Grant Fraud Alert
The Office of Inspector General (OIG) is alerting the public to the latest scheme to defraud the government and steal money from the American people.
This scheme involves contact (by phone, email or letter) from someone pretending to be from a government agency, such as the U.S. Department of Health & Human Services (HHS). Although the precise message may vary, the caller or writer provides his or her name and a fake employee ID, and then typically tells you that you will receive "government grant money" as an incentive for paying taxes on time. The caller will then ask for personal or financial information, such as a Social Security number or bank account number. The caller may also ask you to send a check or wire transfer to cover a "processing fee."
If you receive such a call, hang up immediately! If you receive such an email or letter in the mail, do not respond! Call 1-800-HHS-TIPS (1-800-447-8477; TTY 1-800-377-4950).
Remember: do not respond to these criminal schemes. Alert others about this scheme, and remind teenagers and children living in your household not to provide strangers with family or personal information.
Be smart. Do not respond to this and other schemes that try to obtain your personal information. If you receive such a call or message, call 1-800-HHS-TIPS or contact another law enforcement agency.
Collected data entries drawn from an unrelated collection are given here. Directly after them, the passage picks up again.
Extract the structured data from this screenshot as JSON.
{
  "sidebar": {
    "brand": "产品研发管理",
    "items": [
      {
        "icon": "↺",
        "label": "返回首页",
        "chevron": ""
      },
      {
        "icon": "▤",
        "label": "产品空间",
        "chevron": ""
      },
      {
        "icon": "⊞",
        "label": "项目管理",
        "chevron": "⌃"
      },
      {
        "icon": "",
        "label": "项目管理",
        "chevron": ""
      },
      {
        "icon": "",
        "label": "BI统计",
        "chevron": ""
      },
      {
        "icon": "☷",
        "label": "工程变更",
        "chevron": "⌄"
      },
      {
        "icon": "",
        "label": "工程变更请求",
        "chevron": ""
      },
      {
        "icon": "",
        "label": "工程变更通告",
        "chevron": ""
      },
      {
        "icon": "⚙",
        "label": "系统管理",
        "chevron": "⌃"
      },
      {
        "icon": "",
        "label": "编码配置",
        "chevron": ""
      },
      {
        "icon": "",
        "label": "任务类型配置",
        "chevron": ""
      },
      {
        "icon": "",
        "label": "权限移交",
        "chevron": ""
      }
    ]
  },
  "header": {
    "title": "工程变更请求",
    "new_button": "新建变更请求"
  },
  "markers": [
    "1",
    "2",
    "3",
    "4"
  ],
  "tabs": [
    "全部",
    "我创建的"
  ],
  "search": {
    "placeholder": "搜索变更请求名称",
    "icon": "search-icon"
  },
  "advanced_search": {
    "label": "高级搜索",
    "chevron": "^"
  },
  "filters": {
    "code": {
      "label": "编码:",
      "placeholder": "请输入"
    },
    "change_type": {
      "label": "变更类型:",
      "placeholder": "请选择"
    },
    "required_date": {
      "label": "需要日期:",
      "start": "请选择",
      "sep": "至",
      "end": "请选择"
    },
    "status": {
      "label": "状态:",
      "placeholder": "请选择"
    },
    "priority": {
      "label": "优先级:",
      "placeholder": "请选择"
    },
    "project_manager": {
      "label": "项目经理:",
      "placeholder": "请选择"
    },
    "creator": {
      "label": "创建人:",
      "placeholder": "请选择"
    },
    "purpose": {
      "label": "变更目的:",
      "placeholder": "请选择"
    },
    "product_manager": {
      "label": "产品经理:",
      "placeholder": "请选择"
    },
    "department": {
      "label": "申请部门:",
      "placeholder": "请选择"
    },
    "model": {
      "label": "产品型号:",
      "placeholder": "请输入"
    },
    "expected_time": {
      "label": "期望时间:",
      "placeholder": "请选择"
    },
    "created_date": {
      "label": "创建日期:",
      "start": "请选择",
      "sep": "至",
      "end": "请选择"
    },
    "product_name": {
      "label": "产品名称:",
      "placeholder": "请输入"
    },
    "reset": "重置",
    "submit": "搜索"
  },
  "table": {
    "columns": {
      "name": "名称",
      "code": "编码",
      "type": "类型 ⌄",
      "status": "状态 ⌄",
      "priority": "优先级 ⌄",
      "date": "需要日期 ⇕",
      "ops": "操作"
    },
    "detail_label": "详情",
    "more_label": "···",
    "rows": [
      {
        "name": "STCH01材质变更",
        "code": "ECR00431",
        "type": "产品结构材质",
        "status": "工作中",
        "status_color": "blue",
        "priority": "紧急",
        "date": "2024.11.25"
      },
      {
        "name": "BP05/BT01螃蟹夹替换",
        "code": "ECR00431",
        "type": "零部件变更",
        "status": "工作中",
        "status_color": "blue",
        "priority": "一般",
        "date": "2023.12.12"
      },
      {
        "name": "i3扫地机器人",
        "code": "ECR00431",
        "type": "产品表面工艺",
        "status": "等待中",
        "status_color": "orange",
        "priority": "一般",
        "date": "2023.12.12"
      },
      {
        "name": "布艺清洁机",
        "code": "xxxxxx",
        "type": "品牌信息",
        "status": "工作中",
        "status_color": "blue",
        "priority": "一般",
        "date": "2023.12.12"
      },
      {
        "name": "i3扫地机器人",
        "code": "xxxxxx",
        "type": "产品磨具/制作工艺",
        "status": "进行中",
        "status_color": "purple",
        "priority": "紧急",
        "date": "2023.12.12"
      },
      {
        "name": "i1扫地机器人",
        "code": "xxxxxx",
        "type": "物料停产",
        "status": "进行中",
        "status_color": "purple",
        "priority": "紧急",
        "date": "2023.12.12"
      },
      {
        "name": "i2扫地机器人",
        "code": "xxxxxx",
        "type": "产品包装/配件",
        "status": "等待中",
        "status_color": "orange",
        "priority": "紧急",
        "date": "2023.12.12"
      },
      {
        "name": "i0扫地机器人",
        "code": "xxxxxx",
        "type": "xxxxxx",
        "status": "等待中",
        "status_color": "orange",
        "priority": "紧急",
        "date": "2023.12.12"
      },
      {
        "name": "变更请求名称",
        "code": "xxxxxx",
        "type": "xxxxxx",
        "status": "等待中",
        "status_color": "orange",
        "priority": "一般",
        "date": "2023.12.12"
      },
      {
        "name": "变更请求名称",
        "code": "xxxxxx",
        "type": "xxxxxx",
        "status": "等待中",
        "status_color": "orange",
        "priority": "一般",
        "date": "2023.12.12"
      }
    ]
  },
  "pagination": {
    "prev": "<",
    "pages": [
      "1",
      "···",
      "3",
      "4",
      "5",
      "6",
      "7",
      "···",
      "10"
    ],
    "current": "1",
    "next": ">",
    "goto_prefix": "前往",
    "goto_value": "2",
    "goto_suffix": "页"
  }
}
In the July 2011 Grants.gov quarterly webcast, Ken Dieffenbach, Senior Special Agent, U.S. Department of Justice, Office of the Inspector General, Fraud Detection Office and Special Agent Brandon Trice, U.S. Department of Health and Human Services, Office of Inspector General, give a special presentation on grants fraud prevention that highlights three areas of interest; conflicts of interest, misuse of funds, and embezzlement. The session runs one hour and three minutes and includes discussion with audience questions.